Green’s Dictionary of Slang

wind v.

also wine
[SE wind, to writhe, to wriggle]

(W.I.) of a woman, to move in a provocative manner, with much swishing of the hips.

[US] advert for house rent party in Hughes & Bontemps (1958) 599: Winding and Grinding like the old Dutch Mill.
[US]Sandy ‘Bad Boy’ 🎵 Them want to whine and grind and then him leave you my daughter.
[UK] Dizzee Rascal ‘Flex’ 🎵 I love it when I see a pretty girl winding / can even watch a butters girl grindin’.
hubpages.com ‘Roadman Slang 4 Jun. 🌐 Whining/Daggering - words used to describe intense Jamaican dance moves done by females, to genres like dancehall and jungle. This is seen at the Notting Hill Carnival every year.
[UK]G. Krauze What They Was 201: Chicken’s got one chick winding on him.

SE in slang uses

In phrases

wind someone’s ball of yarn (v.) (also ravel up one’s ball of yarn)

(US) of a man, to have sexual intercourse.

[US] in E. Cray Erotic Muse (1992) 91: There I met a little miss, and to her I whispered this: / ‘Let me ravel up that little ball of yarn.’.
[US] in E. Cray Erotic Muse (1992) 90: I went to take a walk around the town. / I met a pretty miss and politely asked her this: ‘Will you let me wind your little ball of yarn?’.
wind someone’s clock (v.)

(US) of a woman, to excite a partner sexually.

[UK]C. Gaines Stay Hungry 58: She’s got a hundred ways to wind your clock [...] You two might be real good for each other.
wind up the clock (v.) (also wind one’s clock up, ...watch up) [based on a mildly coarse scene in Laurence Sterne’s novel Tristram Shandy (1759–67)]
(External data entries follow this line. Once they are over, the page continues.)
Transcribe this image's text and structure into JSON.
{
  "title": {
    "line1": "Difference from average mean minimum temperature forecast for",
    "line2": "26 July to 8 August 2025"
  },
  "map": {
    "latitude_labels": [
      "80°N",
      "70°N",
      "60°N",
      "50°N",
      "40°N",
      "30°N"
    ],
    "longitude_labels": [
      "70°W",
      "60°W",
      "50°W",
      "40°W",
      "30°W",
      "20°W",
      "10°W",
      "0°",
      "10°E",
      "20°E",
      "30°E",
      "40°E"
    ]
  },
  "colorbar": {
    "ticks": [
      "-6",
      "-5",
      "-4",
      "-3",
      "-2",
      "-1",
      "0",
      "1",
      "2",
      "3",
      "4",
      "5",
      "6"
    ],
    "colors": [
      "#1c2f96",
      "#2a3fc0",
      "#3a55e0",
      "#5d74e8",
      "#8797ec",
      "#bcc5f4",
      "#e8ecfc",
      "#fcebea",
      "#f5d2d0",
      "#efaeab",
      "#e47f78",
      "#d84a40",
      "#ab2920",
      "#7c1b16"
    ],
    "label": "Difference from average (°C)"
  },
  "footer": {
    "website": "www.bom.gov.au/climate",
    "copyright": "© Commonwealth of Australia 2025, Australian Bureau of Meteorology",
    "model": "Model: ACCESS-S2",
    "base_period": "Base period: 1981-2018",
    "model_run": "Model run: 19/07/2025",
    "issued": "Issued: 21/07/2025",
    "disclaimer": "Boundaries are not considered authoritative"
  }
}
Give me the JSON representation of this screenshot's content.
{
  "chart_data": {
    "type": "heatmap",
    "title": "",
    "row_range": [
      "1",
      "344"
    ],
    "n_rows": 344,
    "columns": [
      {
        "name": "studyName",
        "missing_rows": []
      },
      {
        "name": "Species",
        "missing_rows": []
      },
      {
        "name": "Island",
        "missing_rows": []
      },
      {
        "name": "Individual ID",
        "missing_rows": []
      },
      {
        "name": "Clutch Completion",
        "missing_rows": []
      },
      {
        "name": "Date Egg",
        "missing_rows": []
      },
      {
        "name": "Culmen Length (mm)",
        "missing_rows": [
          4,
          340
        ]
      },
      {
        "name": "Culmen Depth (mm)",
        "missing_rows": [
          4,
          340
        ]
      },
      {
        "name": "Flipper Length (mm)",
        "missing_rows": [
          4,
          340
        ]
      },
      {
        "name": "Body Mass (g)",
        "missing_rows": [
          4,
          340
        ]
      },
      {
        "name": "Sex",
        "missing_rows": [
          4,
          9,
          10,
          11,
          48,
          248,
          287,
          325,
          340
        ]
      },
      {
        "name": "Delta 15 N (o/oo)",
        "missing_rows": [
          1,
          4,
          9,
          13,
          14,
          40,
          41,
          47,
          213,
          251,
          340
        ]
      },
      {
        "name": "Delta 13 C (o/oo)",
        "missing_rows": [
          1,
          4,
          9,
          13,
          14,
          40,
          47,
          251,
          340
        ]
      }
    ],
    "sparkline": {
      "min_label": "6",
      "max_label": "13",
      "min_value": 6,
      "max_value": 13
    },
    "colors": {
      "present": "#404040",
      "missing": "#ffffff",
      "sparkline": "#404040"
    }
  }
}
vi., vtr. to have sexual intercourse.

[UK]Bridges Burlesque Homer (3rd edn) 501: To keep of girls his slender stock up, / And use, when he could wind his clock up.
[UK]Bacchanalian Mag. 97: Impatiently waiting the rat tat tat knock / Of the Watch-Maker, who came to wind up her clock.
[UK]Bacchanalian Mag. 97: The outside work view’d he — ’twas as fair as could be — / Then wound up her watch with his gimlet-ey’d key.
[UK]Bridges Burlesque Homer (4th edn) II 355: [as cit. 1772].
[UK]Farmer Vocabula Amatoria (1966) 54: Carilloner: To copulate; ‘to wind up the clock.’.
[US]A. Wallace ‘The Listress’ Salon.com 16 May 🌐 What activity are the following euphemisms for? 1. Eat cauliflower. 2. Wind up the clock. 3. Drive home. 4. Have a Northwest Cocktail. 5. Introduce Charlie. 6. Parallel park. 7. Buzz the Brillo. 8. Make the chimney smoke. 9. Talk about Uganda. Answer: Have sex.